We can find interesting anecdotes about Shiism that have remained from the past to present day. For example, Al-Asar University in Egypt, which is regarded as one of Egypt's main symbols and a center for Sunnis, was actually founded to indoctrinate Shiism. After Salahuddin al-Ayyubi abolished the Fatimid state, he quickly closed down the university and changed its staff and curriculum. This can lead us to believe that maybe one day the current Shiite institutions and corpuses will be closed down by other Salahuddins in the future.

Another reality that comes to mind when we look into history is that the third serious conflict is about to start between the Shiites and Sunnis. The tensions in Syria, Iraq, Yemen, Lebanon and even Nigeria are the sounds of the footsteps of this conflict. The phase of transition from proxy wars to real one-to-one wars, which the sides have become clear, is approaching.

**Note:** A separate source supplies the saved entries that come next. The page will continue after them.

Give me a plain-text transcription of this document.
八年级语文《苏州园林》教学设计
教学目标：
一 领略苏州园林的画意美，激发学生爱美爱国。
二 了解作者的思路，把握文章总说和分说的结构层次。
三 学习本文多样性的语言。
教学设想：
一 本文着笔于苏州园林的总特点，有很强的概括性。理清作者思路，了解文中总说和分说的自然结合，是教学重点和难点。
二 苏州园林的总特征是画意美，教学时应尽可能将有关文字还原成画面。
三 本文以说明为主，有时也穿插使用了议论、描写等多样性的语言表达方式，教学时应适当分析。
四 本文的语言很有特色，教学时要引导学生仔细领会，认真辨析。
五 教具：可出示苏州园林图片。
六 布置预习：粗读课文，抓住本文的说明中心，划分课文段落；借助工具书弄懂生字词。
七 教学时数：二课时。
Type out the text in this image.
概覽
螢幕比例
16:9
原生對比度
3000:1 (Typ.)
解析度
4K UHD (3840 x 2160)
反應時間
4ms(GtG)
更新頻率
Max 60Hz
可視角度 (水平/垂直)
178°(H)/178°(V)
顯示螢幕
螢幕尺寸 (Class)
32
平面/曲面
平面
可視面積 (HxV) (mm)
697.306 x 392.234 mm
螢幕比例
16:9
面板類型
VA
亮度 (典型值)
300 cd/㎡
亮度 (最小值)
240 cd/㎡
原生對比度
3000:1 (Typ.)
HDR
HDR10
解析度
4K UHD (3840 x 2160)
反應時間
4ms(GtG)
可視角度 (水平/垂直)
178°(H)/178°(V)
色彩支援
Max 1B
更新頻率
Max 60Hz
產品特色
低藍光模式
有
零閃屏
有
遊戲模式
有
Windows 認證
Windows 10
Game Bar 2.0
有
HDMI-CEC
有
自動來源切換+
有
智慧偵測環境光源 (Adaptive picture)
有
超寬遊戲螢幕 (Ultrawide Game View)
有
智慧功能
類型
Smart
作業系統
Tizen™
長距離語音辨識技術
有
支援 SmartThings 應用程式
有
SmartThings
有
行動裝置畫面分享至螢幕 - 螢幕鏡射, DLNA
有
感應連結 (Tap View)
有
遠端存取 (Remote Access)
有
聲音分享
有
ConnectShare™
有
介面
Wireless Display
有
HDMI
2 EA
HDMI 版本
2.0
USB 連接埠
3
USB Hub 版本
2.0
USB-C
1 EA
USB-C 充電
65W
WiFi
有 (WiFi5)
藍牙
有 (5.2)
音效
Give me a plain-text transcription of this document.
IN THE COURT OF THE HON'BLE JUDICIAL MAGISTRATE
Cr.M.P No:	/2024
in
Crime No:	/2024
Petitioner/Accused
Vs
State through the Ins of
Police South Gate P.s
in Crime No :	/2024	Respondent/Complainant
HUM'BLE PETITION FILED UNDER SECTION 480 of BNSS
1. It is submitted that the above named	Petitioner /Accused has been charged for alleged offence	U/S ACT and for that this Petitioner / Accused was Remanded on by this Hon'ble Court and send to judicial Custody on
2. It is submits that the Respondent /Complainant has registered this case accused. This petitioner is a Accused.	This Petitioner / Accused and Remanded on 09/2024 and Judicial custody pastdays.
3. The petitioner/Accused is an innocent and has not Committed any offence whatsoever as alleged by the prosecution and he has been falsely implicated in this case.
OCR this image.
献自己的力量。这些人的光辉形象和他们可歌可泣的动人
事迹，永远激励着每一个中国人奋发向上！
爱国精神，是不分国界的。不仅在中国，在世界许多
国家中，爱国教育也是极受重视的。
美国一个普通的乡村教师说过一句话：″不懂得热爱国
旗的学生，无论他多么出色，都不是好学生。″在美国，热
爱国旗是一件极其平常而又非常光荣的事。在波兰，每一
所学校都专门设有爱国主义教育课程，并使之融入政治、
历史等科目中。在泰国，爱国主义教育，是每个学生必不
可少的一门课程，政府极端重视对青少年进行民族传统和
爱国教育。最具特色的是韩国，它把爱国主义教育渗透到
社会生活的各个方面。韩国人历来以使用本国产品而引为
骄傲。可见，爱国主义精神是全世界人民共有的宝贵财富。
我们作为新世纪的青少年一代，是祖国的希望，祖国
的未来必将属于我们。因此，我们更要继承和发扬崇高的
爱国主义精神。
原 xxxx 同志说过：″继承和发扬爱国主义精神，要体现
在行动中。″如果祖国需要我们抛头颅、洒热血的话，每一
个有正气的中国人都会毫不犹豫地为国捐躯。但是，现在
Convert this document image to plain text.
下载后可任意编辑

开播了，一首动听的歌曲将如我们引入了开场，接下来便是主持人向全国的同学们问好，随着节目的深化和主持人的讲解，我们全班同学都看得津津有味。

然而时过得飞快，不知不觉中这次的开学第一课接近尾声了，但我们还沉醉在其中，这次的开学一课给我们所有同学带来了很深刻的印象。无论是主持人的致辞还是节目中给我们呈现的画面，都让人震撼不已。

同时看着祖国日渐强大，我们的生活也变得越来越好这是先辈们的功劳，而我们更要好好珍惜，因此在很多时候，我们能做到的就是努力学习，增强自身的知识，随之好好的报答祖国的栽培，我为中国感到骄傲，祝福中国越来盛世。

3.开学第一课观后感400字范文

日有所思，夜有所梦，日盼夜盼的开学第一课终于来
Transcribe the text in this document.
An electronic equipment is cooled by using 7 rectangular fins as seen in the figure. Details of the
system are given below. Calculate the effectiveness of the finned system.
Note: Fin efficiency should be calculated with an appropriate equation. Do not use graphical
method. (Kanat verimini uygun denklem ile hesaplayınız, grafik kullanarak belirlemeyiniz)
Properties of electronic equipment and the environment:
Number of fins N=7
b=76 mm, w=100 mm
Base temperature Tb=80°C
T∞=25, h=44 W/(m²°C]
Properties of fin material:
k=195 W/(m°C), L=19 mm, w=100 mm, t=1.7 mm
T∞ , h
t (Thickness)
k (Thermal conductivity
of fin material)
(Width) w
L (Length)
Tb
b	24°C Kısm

The expression quoted in the title of this article is from Aşık Garip, a poet who lived in the 15th century. Garip, who wandered in the region (known as Syria, Iraq and Saudi Arabia today) wrote this poem when he was parting from Aleppo, the city he fell in love with: “I came and now I part / May you be merry oh city of Aleppo / I ate a lot of your bread and salt / Give your blessing oh city of Aleppo.”

You can replace the word “Aleppo” in the poem with the name of any other Muslim city. Whatever the reason the poem was written, this poem is a manifesto that our cities will always remain ours!

And today, this poem is even more meaningful.